David Cicilline, l'élu démocrate qui préside cette audition exceptionnelle, accuse les Gafa d'abuser de leur position dominante - GETTY IMAGES NORTH AMERICA

L'emprise sur les données par Google, Apple, Facebook et Amazon inquiète les Américains. A moins de 100 jours des élections, une commission parlementaire demande des comptes à leurs dirigeants.

Google, Apple, Facebook et Amazon "ont trop de pouvoir". C'est l'accusation lancée par David Cicilline, l'élu démocrate qui préside l'audition exceptionnelle des patrons de ces entreprises soupçonnées d'abuser de leur position dominante. Ce mercredi, Sundar Pichai (Alphabet, maison-mère de Google), Tim Cook (Apple), Mark Zuckerberg (Facebook) et Jeff Bezos (Amazon), sont auditionnés par visioconférence, pandémie de coronavirus oblige.

Egrenant des chiffres faramineux démontrant la puissance de ces géants, David Cicilline a souligné la nécessité d'enquêter sur leurs pratiques aujourd'hui plus que jamais, parce qu'"elles devraient émerger du Covid-19 encore plus fortes et puissantes qu'avant".

Prenant la parole à la suite de l'élu démocrate, Jim Sensenbrenner, un républicain, a souligné qu'"être grand n'est pas mauvais en soi. C'est même le contraire en Amérique, vous devriez être récompensés pour votre succès" avant d'entamer ce qui pourrait devenir l'objet principal de cette audition pour son parti: les réseaux sociaux sont-ils biaisés et censurent-ils les voix conservatrices?

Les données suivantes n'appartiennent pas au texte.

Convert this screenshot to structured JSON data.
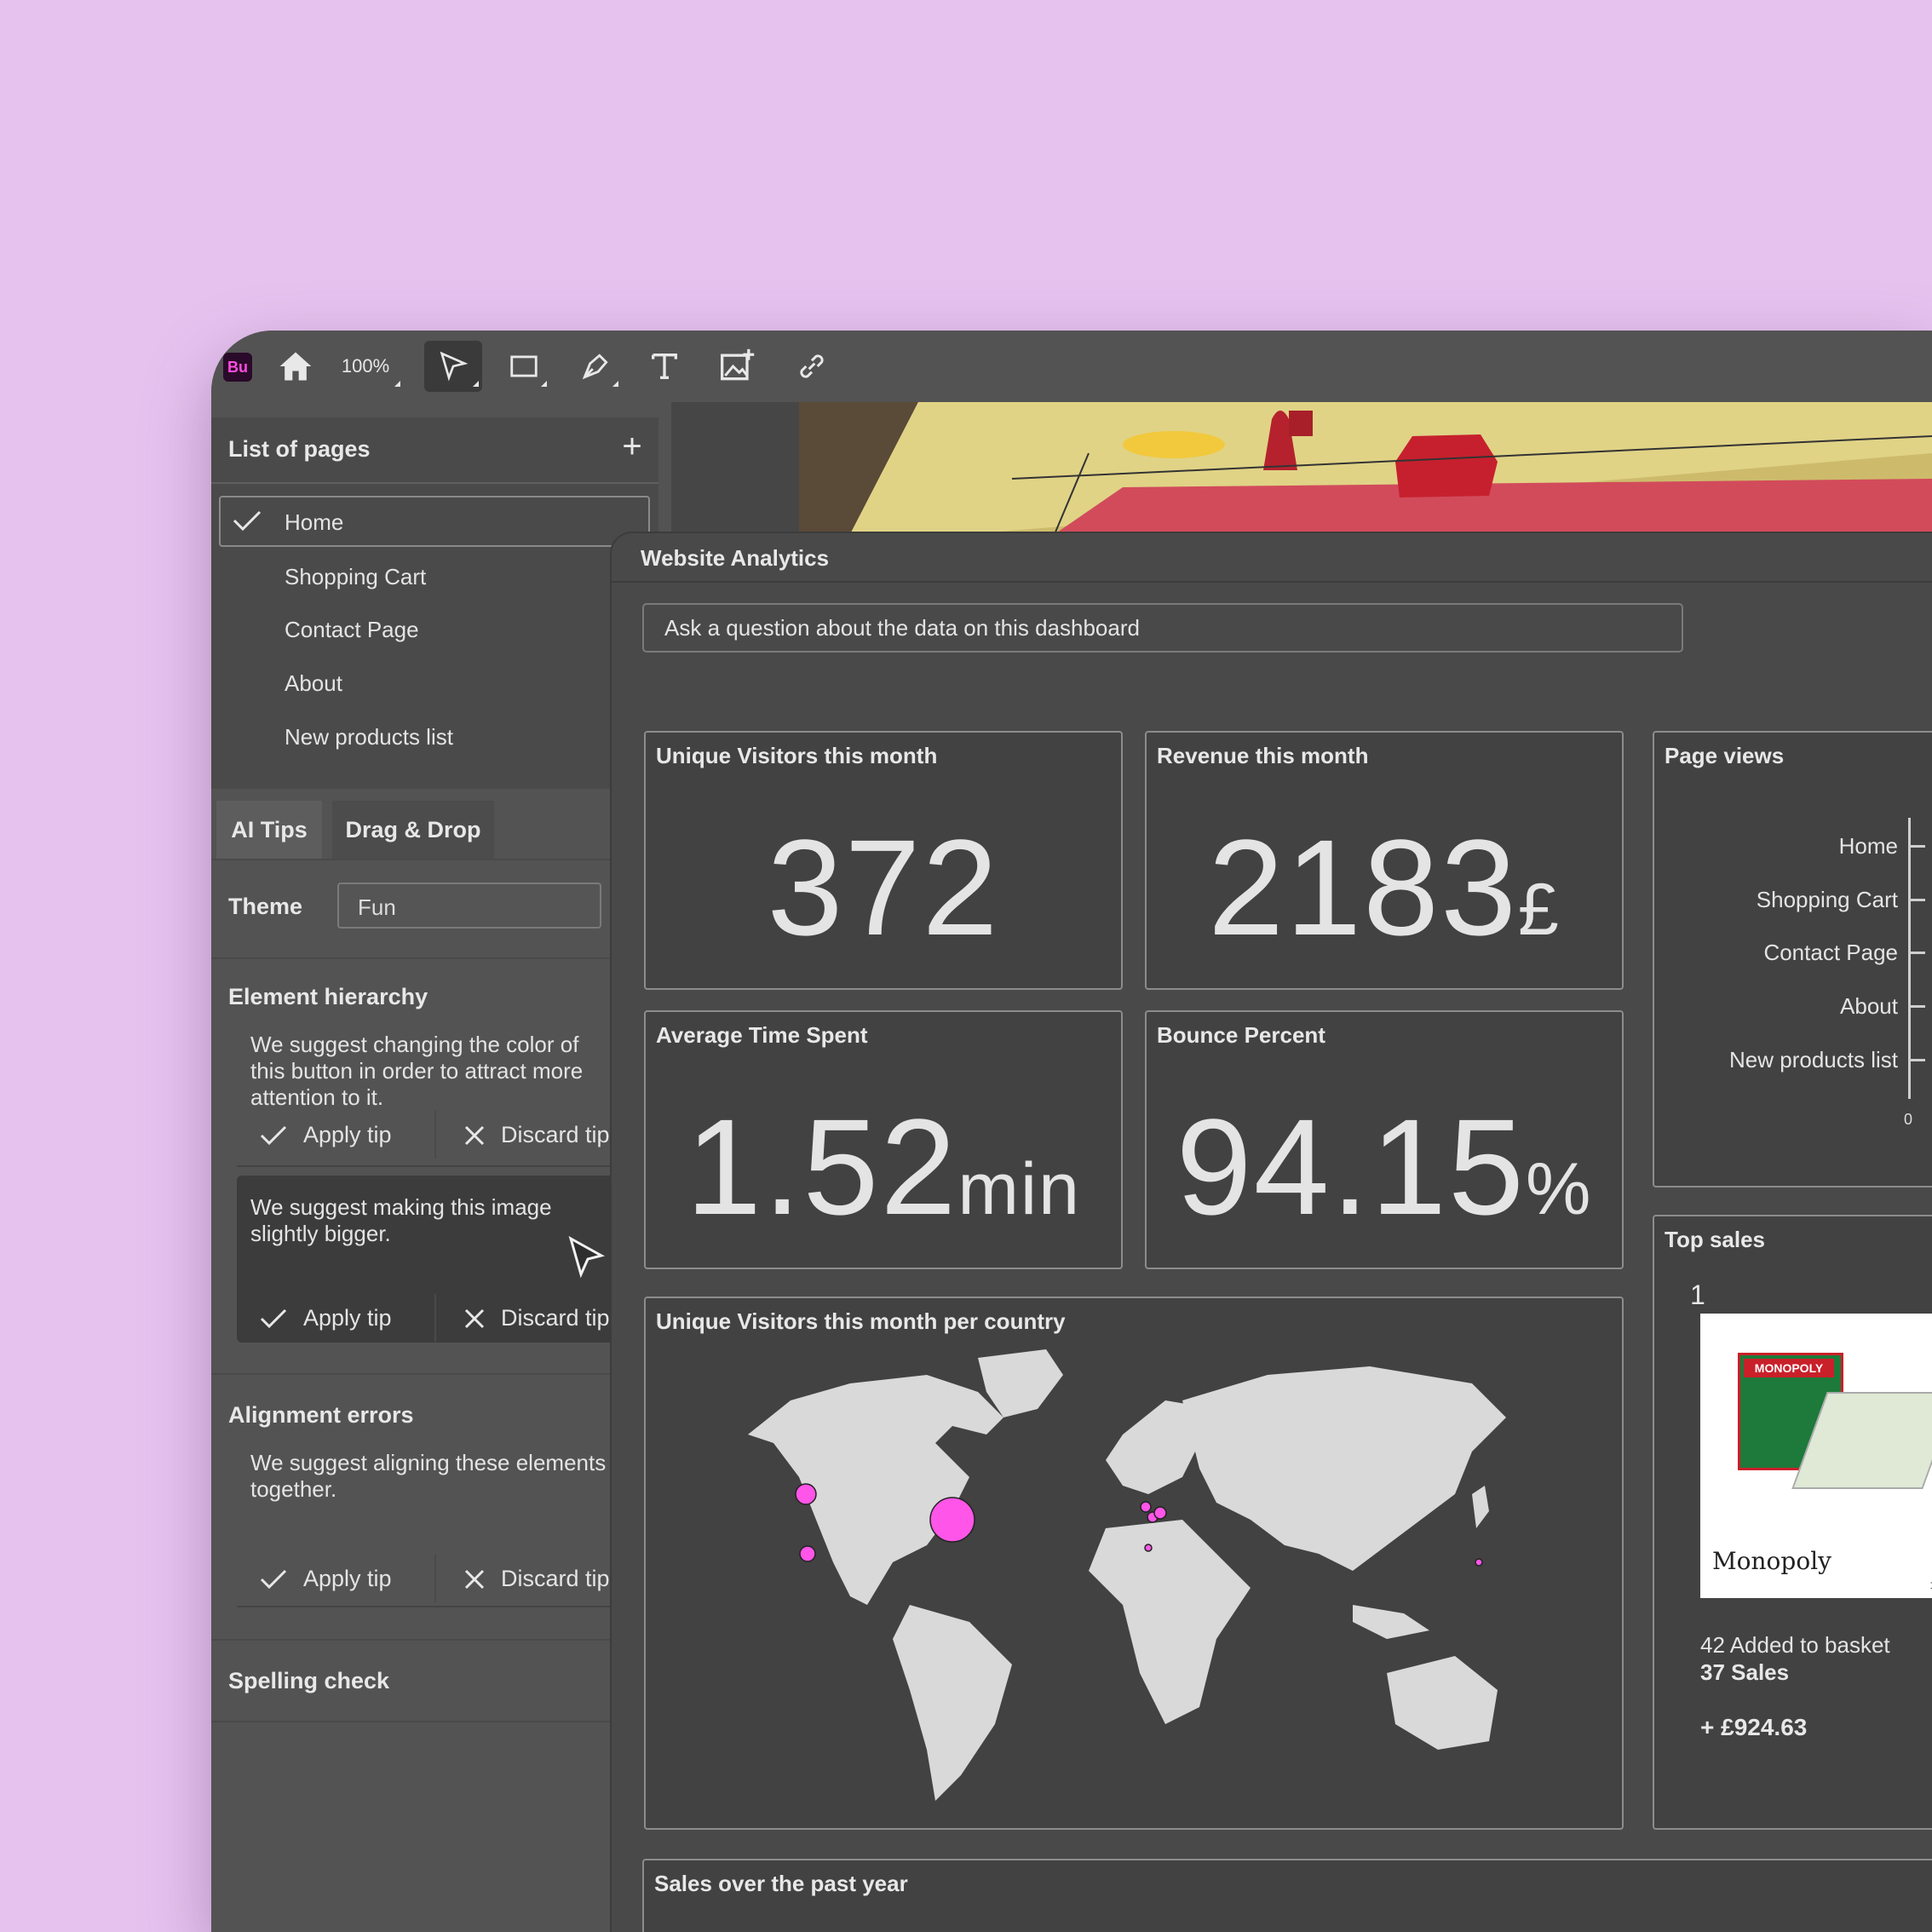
{
  "toolbar": {
    "app_badge": "Bu",
    "zoom": "100%",
    "icons": [
      "home-icon",
      "select-arrow-icon",
      "rectangle-icon",
      "pen-icon",
      "text-icon",
      "add-image-icon",
      "link-icon"
    ]
  },
  "pages_panel": {
    "title": "List of pages",
    "add_label": "+",
    "items": [
      {
        "label": "Home",
        "selected": true
      },
      {
        "label": "Shopping Cart"
      },
      {
        "label": "Contact Page"
      },
      {
        "label": "About"
      },
      {
        "label": "New products list"
      }
    ]
  },
  "tips_panel": {
    "tabs": [
      "AI Tips",
      "Drag & Drop"
    ],
    "theme_label": "Theme",
    "theme_value": "Fun",
    "sections": {
      "element_hierarchy": "Element hierarchy",
      "alignment_errors": "Alignment errors",
      "spelling_check": "Spelling check"
    },
    "tips": [
      {
        "text": "We suggest changing the color of this button in order to attract more attention to it.",
        "apply": "Apply tip",
        "discard": "Discard tip"
      },
      {
        "text": "We suggest making this image slightly bigger.",
        "apply": "Apply tip",
        "discard": "Discard tip"
      },
      {
        "text": "We suggest aligning these elements together.",
        "apply": "Apply tip",
        "discard": "Discard tip"
      }
    ]
  },
  "analytics": {
    "title": "Website Analytics",
    "ask_placeholder": "Ask a question about the data on this dashboard",
    "kpis": {
      "visitors": {
        "title": "Unique Visitors this month",
        "value": "372",
        "unit": ""
      },
      "revenue": {
        "title": "Revenue this month",
        "value": "2183",
        "unit": "£"
      },
      "time": {
        "title": "Average Time Spent",
        "value": "1.52",
        "unit": "min"
      },
      "bounce": {
        "title": "Bounce Percent",
        "value": "94.15",
        "unit": "%"
      }
    },
    "map": {
      "title": "Unique Visitors this month per country"
    },
    "page_views": {
      "title": "Page views",
      "labels": [
        "Home",
        "Shopping Cart",
        "Contact Page",
        "About",
        "New products list"
      ],
      "axis_zero": "0"
    },
    "top_sales": {
      "title": "Top sales",
      "rank": "1",
      "product": "Monopoly",
      "box_text": "MONOPOLY",
      "price_fragment": "£",
      "added": "42 Added to basket",
      "sales": "37 Sales",
      "revenue": "+ £924.63"
    },
    "sales_chart": {
      "title": "Sales over the past year"
    }
  },
  "colors": {
    "background": "#e6c3ef",
    "panel": "#535353",
    "bubble": "#ff55e8"
  }
}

Zuckerberg en appelle "au patriotisme économique"

Donald Trump en est convaincu, même si son porte-voix préféré est Twitter, où il compte 84 millions d'abonnés. "Si le Congrès ne force pas les 'Big Tech'à être équitables, ce qu'ils auraient dû faire il y a des années, je le ferai moi-même avec des décrets", a menacé Donald Trump avant même que la séance ne commence.

Jim Jordan, un des proches alliés du locataire de la Maison Blanche, a aussi attaqué sur ce thème, énumérant des exemples de tentatives, à son avis, de réduire les républicains au silence sur les réseaux sociaux.

"Les Big Tech ont ouvert la chasse aux conservateurs et ça c'est un fait", a lancé Jim Jordan.

C'est Jeff Bezos, fondateur et patron d'Amazon et homme le plus riche du monde, qui a ouvert le bal avec des propos liminaires -publiés dès mardi soir- après que les quatre patrons ont prêté serment. C'est la première fois qu'il témoigne devant le Congrès.

Dans son discours dévoilé en partie avant osn audition, Mark Zuckerberg (Facebook) en appelle au patriotisme économique des élus. Son empire est composé de deux plateformes (Facebook et Instagram), deux messageries (Messenger et WhatsApp) et d'autres produits dérivés, des services aux professionnels aux jeux vidéo.

Facebook est une "entreprise fièrement américaine", qui n'aurait pas réussi sans "les lois encourageant la compétition et l'innovation", a déclaré le fondateur du premier réseau social de la planète.

4780 milliards de dollars

Chacun patron à tour de rôle doit insister sur la concurrence féroce à laquelle son entreprise doit faire face et chacun soulignera aussi à quel point l'Amérique peut être fière des GAFA, selon les propos liminaires publiés dès mardi soir.

Les quatre entreprises pèsent ensemble 4780 milliards de dollars en Bourse. Elles ont largement contribué à la croissance américaine et permettent au pays de dominer l'internet mondial, de la communication au commerce en ligne.

Mais leur emprise sur les données, moteur de l'économie numérique, inquiète en termes de respect de la concurrence et aussi de la vie privée, surtout depuis les scandales des interférences étrangères dans les élections de 2016.

A gauche comme à droite, et à moins de 100 jours des élections, les élus pourraient donc se montrer particulièrement agressifs contre les réseaux sociaux, dont ils ne peuvent se passer pour faire campagne.